The message turned into a movement. That same movement is alive and well today, being carried on by people filled with the Holy Spirit and willing to take the Name of Jesus anywhere He will lead. Are you one of those carriers?

Genesis 3:14-15 Video Devotional

The Lord God said to the serpent,
“Because you have done this,
cursed are you above all livestock
and above all beasts of the field;
on your belly you shall go,
and dust you shall eat
all the days of your life.
I will put enmity between you and the woman,
and between your offspring and her offspring;
he shall bruise your head,
and you shall bruise his heel.” (Genesis 3:14-15)

A promise. Whether it is small or large, a promise is one of the key components of trust. Parents are judged by their children on their ability to keep promises. Politicians are judged on their ability to keep promises. When promises are broken, trust begins to erode. When they are upheld, the foundation is secured. People need kept promises. It gives us comfort, confidence, and consistency necessary to step out in faith.

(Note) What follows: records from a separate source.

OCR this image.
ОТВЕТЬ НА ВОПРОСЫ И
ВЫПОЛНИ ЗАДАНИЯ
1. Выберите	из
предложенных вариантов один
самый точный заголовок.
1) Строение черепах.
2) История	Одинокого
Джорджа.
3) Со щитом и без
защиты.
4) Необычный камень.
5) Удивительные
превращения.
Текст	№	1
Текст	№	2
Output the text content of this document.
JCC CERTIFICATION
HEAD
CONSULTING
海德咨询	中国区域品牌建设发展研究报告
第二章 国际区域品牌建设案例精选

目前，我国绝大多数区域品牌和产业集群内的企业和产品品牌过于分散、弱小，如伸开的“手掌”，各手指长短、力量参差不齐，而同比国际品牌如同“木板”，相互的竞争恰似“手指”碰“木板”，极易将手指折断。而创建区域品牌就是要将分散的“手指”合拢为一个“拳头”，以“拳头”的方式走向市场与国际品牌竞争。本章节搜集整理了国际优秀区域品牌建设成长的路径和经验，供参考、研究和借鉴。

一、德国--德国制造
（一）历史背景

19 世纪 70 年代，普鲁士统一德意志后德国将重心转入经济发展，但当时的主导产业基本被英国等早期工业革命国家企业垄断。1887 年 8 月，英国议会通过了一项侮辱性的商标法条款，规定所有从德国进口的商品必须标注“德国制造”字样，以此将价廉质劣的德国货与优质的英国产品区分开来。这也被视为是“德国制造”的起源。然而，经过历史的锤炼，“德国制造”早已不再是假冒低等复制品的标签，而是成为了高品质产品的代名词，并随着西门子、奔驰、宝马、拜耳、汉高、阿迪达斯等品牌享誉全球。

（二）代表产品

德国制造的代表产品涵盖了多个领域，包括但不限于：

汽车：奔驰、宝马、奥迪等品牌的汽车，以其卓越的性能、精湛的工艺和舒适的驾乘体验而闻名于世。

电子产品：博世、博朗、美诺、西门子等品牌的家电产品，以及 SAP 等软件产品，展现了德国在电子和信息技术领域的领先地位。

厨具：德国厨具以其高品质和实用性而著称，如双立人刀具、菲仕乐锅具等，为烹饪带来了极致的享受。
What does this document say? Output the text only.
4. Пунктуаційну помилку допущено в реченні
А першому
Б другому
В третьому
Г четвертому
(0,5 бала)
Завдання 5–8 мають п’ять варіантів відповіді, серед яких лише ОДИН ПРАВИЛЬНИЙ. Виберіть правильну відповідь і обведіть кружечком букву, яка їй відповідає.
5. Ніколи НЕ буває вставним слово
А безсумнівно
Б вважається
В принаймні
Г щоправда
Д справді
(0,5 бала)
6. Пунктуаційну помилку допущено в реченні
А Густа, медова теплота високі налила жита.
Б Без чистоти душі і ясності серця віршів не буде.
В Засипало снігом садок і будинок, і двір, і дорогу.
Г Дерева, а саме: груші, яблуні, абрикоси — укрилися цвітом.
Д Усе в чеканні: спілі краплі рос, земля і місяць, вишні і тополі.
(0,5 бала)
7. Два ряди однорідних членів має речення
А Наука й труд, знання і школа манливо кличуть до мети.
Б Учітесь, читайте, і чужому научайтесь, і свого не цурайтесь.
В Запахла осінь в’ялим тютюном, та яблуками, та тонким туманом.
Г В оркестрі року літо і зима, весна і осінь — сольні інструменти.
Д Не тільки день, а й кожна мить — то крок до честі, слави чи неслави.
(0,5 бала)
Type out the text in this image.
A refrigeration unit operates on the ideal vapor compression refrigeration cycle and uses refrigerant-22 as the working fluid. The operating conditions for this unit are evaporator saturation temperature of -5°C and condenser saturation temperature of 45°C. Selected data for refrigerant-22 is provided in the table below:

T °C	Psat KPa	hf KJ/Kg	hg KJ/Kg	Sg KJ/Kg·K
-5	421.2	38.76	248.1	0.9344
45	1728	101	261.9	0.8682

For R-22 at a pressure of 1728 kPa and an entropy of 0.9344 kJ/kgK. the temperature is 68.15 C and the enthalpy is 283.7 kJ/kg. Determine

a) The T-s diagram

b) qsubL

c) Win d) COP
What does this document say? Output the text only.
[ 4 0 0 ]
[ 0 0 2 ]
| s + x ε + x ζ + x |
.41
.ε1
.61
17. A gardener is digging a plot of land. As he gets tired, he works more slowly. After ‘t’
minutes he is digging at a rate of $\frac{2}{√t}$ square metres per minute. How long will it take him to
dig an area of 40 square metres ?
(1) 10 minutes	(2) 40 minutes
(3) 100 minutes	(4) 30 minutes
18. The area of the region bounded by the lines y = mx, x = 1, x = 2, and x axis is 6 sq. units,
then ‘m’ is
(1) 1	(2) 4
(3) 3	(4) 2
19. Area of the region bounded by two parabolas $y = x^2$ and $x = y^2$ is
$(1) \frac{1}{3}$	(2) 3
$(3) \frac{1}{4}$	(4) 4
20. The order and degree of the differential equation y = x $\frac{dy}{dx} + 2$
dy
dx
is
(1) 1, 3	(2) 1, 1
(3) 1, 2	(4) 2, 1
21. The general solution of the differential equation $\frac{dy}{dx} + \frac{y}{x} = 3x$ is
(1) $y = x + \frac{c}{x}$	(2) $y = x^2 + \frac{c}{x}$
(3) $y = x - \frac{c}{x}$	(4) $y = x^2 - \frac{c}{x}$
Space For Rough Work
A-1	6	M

This is important in our relationship with God as well. After all, He created us this way and promised us many things; He’d never flood the earth again (Genesis 9), we are never alone (Hebrews 13), He loves us unconditionally (Romans 8), we are created intentionally and given purpose (Psalm 139), etc… God’s keeping of these promises gives us a consistent Lord that we can trust, rely on and step out to serve in the midst of risk.

With that in mind, this promise in Genesis 3 is quite vital. He tells the serpent how it will all end. Evil (sin) will bite His heel, but He will crush its head. This is the initial promise of Jesus and is laid out perfectly on the cross. Evil thought it ad scored the major victory with Jesus’ lifeless body hanging on that tree. But, on the third day, Jesus crushed its head by rising from the dead and securing forgiveness and eternal life for all who trust in Him.

With this curse handed to the snake, God promised that good would win, evil would be defeated and destroyed, and restoration would come. That’s a pretty amazing promise!